With further allegations as to how the defendants concealed certain financials from him and misrepresented the health of box-office receipts, Pai is suing. He's represented by Robert Piliero.

There's breach of contract claims, of course, but Pai is also attempting to stick it to the Blue Men by asserting breach of fiduciary duty with damages estimated to be in excess of $125 million. There's also unjust enrichment and fraud claims with the potential for another $50 million.

In response, the Blue Man Group brought a motion to dismiss the complaint with an objection that Pai's asserted entitlement to royalties was "based on contracts he admits are not in writing and were not signed, and which are inconsistent with the one written agreement that does exist."

The defendants, represented by attorney Toby Butterfield add, "Pai’s brazen attempt to increase the amount he receives in royalties by alleging for the first time that he somehow did not understand what he was paid and why does not state claims in law."

On Thursday, New York Supreme Court Judge Barry Ostrager disagreed in part.

There are some issues the judge can't reach at the pleading stage like whether the terms of a supposed oral agreement are sufficient to survive the statute of frauds, but as to the Blue Man Group's fiduciary duties, Ostrager writes that Pai "has more than pleaded sufficient facts to defeat a pre-answer motion to dismiss based on the long relationship of the parties and the allegedly tireless efforts of plaintiff to advance the interests of Blue Man Group."

In the next breath, however, Ostrager writes Pai "cannot ignore the statutes of limitations" here and goes on to dismiss the fraud claim.

"In addition [of being duplicative of Pai's other claims], plaintiff had twenty years within which to raise questions with respect to the sums he was receiving from the defendants, and he failed to exercise appropriate diligence notwithstanding his allegations that the defendants promised to 'take care of him' and treat him fairly.

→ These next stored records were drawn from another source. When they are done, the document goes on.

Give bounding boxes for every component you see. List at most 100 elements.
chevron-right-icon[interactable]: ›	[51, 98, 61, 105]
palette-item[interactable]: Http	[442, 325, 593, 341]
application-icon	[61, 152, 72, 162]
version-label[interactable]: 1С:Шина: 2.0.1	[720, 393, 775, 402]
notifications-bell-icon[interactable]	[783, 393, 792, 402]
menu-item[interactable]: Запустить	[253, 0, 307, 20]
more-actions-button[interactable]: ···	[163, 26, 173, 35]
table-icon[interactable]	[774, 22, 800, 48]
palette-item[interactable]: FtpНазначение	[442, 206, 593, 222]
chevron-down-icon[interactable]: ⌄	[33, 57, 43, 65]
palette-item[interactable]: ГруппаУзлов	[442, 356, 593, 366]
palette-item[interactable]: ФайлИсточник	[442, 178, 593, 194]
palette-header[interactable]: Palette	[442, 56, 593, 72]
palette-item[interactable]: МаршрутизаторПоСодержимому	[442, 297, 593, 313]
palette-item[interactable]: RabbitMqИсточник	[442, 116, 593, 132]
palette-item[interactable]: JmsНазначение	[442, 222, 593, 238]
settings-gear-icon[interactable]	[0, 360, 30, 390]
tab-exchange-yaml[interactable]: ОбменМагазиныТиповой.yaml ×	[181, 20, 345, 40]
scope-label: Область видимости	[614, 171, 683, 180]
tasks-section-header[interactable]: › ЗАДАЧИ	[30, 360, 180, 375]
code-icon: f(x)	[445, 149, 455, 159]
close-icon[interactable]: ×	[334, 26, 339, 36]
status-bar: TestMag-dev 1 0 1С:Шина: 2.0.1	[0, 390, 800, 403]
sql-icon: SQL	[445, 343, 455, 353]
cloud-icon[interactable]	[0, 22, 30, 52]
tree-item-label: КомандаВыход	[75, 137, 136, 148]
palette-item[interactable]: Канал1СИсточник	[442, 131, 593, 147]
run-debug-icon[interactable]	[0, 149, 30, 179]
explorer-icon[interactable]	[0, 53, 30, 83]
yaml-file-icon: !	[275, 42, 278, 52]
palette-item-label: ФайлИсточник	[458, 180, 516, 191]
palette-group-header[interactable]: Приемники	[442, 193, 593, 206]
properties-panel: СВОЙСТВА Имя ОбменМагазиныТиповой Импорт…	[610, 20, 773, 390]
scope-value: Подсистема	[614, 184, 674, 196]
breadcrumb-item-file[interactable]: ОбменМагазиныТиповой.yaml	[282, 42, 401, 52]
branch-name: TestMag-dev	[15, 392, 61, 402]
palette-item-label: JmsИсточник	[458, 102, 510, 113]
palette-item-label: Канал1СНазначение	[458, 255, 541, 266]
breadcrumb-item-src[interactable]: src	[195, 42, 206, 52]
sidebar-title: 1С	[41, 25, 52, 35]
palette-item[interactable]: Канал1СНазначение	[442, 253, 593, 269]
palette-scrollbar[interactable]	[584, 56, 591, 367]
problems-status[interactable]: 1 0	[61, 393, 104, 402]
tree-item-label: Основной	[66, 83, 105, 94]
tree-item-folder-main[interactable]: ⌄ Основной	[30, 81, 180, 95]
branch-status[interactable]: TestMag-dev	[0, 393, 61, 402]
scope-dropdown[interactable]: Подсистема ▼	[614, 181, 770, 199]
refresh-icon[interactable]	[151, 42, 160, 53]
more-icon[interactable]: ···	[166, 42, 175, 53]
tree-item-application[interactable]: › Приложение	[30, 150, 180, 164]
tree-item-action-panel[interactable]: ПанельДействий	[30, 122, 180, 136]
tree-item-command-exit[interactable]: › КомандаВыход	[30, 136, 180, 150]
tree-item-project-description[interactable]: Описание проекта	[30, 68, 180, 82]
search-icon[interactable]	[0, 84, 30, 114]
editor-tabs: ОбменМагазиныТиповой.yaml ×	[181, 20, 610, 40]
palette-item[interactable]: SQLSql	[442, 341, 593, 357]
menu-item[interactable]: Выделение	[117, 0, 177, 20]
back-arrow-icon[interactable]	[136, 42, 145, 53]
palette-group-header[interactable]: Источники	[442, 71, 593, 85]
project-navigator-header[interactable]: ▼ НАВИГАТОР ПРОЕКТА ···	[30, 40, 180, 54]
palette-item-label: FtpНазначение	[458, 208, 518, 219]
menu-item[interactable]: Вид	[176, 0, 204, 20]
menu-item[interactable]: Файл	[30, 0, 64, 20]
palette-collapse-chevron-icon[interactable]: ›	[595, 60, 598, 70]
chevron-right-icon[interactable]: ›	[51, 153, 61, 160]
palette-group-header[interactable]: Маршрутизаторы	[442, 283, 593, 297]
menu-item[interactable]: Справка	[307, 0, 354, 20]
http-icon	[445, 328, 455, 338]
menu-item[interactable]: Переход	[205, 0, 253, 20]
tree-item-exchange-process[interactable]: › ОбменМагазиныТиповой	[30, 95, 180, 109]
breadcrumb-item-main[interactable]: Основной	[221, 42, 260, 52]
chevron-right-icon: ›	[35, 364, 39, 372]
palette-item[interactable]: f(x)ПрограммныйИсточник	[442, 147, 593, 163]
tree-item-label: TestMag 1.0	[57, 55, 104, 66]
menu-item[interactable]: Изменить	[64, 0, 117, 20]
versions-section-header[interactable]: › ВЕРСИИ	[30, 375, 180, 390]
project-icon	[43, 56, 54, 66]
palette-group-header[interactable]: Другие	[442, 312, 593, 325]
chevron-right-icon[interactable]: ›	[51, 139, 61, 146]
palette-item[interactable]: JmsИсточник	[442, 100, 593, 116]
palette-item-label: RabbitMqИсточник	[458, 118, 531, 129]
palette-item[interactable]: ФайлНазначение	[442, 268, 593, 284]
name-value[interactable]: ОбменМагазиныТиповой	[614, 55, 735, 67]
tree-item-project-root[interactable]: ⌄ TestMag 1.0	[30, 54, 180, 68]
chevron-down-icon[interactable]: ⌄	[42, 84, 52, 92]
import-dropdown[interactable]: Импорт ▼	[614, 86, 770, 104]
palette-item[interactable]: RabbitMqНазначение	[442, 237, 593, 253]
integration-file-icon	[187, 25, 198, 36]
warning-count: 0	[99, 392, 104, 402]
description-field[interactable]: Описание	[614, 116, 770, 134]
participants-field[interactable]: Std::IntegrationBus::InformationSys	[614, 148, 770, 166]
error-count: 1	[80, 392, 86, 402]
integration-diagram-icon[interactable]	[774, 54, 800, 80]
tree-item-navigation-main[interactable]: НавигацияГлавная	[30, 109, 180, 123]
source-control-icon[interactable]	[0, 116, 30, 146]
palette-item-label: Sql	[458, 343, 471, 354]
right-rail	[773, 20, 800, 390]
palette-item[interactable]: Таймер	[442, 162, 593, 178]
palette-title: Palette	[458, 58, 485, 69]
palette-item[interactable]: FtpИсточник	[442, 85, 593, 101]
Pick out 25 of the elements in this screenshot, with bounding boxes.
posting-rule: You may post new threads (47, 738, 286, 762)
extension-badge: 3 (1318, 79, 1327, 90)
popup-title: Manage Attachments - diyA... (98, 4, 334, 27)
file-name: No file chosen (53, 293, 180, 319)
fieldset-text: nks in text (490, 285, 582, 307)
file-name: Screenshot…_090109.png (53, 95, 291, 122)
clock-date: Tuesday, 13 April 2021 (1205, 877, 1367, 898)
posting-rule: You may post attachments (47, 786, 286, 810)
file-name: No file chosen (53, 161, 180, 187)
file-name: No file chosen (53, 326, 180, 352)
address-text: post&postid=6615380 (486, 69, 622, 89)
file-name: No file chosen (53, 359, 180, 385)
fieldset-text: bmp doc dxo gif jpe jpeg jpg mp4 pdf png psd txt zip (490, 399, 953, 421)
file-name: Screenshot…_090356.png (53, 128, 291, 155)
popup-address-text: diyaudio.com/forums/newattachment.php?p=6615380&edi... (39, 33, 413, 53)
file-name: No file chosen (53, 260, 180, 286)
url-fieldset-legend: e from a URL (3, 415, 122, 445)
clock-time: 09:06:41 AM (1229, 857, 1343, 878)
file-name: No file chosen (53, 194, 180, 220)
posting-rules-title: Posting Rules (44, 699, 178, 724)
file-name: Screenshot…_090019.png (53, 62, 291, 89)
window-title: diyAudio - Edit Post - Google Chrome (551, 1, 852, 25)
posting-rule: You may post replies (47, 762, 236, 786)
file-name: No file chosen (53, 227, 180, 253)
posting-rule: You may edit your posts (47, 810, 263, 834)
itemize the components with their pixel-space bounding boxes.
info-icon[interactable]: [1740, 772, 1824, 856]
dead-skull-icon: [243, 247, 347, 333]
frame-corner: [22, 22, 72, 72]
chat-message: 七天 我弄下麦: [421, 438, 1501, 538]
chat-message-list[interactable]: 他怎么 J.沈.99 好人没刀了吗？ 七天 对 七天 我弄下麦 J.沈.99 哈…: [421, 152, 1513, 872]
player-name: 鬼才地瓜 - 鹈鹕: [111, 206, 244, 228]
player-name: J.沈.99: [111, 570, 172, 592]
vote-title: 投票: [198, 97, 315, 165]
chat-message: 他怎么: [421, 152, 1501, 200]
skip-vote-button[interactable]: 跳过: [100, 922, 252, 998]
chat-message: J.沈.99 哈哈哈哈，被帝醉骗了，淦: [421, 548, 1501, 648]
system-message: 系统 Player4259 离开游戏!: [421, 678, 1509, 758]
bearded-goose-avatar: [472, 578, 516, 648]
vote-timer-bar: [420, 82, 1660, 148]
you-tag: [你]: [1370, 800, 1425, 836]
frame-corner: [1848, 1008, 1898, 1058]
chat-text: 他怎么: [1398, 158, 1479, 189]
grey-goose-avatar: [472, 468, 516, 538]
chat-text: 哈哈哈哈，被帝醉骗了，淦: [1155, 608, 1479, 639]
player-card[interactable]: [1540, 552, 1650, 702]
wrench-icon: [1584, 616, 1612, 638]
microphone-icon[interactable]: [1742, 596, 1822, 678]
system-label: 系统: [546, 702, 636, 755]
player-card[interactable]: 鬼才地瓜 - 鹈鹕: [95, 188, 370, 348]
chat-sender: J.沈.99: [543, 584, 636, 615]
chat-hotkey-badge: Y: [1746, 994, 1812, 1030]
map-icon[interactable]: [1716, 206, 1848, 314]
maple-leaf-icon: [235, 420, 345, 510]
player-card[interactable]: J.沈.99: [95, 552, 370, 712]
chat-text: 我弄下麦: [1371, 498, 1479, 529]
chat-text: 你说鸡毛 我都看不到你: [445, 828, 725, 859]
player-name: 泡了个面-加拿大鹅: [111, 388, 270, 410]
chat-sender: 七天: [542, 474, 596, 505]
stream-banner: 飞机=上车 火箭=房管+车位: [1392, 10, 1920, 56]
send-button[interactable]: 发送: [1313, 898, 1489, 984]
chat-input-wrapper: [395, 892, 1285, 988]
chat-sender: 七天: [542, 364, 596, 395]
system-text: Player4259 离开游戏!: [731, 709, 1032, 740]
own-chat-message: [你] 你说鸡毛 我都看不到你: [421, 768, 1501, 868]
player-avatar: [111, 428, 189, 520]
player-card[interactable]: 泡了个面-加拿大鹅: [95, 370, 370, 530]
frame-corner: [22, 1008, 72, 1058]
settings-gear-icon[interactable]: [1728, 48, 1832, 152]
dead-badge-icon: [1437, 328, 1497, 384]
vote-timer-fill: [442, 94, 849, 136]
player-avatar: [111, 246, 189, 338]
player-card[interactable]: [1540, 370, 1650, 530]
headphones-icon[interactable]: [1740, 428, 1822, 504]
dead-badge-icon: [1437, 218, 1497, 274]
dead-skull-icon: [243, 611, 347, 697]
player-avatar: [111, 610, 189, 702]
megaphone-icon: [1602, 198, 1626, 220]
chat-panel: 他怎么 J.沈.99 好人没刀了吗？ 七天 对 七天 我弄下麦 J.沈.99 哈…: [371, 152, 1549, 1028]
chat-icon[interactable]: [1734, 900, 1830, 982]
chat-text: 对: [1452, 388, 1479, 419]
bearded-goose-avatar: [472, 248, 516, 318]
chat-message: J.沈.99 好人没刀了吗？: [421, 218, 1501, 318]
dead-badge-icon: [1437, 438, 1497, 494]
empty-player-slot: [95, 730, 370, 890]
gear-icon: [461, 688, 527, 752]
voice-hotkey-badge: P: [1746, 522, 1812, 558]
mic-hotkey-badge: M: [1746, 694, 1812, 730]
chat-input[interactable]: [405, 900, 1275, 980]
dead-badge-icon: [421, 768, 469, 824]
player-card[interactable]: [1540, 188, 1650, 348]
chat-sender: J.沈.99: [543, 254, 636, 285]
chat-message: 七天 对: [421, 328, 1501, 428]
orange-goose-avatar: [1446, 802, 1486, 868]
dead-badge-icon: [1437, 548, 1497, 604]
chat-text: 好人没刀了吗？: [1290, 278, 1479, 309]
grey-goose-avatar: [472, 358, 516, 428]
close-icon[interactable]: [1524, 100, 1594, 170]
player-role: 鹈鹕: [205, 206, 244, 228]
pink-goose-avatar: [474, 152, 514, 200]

If, as plaintiff alleges, he was entitled to significant royalties from thousands of Blue Man Group live performances, he was on notice that he was receiving less remuneration than he presently claims to be entitled."

In the decision (read here), Ostrager also points to Pai's Songwriter's Agreement as establishing that Pai "understood that whatever rights he had to the musical compositions written for Blue Man Group had value, and this circumstance and the totality of circumstances renders the maintenance of the fraud claim untenable."